4/27/2005

I Shocked You Last Night

Don't deny it; I know I did. I could tell by the silence that descended when I had finished my brief speech. I sat there, feeling like a bug, silent tears sliding down my face, unable to look up as I waited for your response. So glad that the antidepressants had built up enough in my system to spare me the humiliation of the full-on weeping that would have ensued only a week ago.

Still I felt ashamed to be in that position: needing the help, and having to ask you for it. Some would say that there's no shame in it, but that's not how I was raised. I was raised to believe that to need help is shameful, and to ask for that help is even more so.

But then, I was raised to expect that I would by now have all the things you seem to take for granted: houses, cars, trips all over the world, not to have to worry about having enough to get by.
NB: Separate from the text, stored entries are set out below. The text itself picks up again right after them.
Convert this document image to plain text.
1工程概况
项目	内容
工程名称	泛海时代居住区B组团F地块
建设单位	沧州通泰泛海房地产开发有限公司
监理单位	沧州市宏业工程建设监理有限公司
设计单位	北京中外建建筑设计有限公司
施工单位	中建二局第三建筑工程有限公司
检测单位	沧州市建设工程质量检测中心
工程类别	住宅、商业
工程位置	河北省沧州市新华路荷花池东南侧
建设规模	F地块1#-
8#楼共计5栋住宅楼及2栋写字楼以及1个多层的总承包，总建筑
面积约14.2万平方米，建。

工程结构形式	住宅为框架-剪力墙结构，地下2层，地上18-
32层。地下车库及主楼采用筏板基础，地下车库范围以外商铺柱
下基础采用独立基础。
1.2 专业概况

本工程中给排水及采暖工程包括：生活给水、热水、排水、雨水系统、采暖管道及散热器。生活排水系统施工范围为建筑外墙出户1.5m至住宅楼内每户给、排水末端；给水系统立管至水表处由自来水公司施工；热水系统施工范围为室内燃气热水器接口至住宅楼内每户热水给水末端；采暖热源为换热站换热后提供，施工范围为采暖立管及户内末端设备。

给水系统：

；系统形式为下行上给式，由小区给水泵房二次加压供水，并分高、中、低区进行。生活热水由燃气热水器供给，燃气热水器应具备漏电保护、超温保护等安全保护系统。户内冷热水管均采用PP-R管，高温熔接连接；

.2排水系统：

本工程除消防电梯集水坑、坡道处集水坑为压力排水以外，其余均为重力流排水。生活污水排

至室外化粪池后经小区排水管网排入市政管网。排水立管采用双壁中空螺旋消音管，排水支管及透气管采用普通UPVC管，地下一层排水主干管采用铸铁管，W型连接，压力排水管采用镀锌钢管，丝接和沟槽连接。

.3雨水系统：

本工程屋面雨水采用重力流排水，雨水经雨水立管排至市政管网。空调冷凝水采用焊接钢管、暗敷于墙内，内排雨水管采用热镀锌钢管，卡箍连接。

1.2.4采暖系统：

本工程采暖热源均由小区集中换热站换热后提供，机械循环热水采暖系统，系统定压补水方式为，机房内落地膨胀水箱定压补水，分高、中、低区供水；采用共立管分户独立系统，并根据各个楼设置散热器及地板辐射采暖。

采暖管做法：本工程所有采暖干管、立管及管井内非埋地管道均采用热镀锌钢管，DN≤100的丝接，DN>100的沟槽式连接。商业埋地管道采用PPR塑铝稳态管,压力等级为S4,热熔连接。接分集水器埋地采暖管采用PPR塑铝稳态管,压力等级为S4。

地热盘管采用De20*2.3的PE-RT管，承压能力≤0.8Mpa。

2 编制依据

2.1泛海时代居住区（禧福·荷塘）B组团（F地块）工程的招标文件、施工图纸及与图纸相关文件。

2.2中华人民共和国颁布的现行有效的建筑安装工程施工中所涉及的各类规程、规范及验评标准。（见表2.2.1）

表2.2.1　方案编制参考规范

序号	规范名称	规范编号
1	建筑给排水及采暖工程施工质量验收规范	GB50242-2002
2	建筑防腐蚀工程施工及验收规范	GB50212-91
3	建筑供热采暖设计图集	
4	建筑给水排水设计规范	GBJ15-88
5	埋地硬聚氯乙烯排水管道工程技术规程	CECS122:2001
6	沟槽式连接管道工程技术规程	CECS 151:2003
Instead, here I am, working full-time but still living hand to mouth, lurching from one crisis to the next, never knowing if the current crisis (or the next one) is the one that finally costs me everything. And though I have occasionally made reference to being broke, I've never really come right out and told you before just how broke I am.

You think being broke means that you can't go to Europe this year; for me it means counting all my change to make sure I have enough for the transit fare to work and back till payday. For you, it's a question of whether you can put a new deck on your vacation home; for me, it's whether I can pay this month's rent on time. For you, it means paying a slightly higher co-pay so you can have the brand-name medication; for me, it's meant going without my medication so that I can get honey the most critical of hers - not even all of them.

Do you see a pattern here? You represent the affluent gays that the media assumes we all are. I, ostensibly in the same class, have none of that comfort. You tell me about your latest trip, or how you're remodeling your house, or buying another car. I smile and say "how nice", and you never see how every word grinds like glass in my heart.

Please understand: I'm not jealous of what you have; I don't begrudge you a bit of it. When I say that I'm happy for you, I am, really. It's just that you speak of it all so casually, as if everyone you know lives this way. It never occurs to you that I have to treat a trip to the coffee shop as an indulgence. What hurts is that I was raised to expect that I would have all these things that you have, that I would be so affluent. What hurts is realizing that no matter how hard I work, I will probably never have the life you have; that my life will never be so easy, so comfortable. I will never own one home, much less two. I will never have a new car; in order to buy a used car so that my honey isn't completely housebound, I'll have to decide what other essentials to shortchange.

And what really hurts is that last night I had to let you see that, because I had no other choice.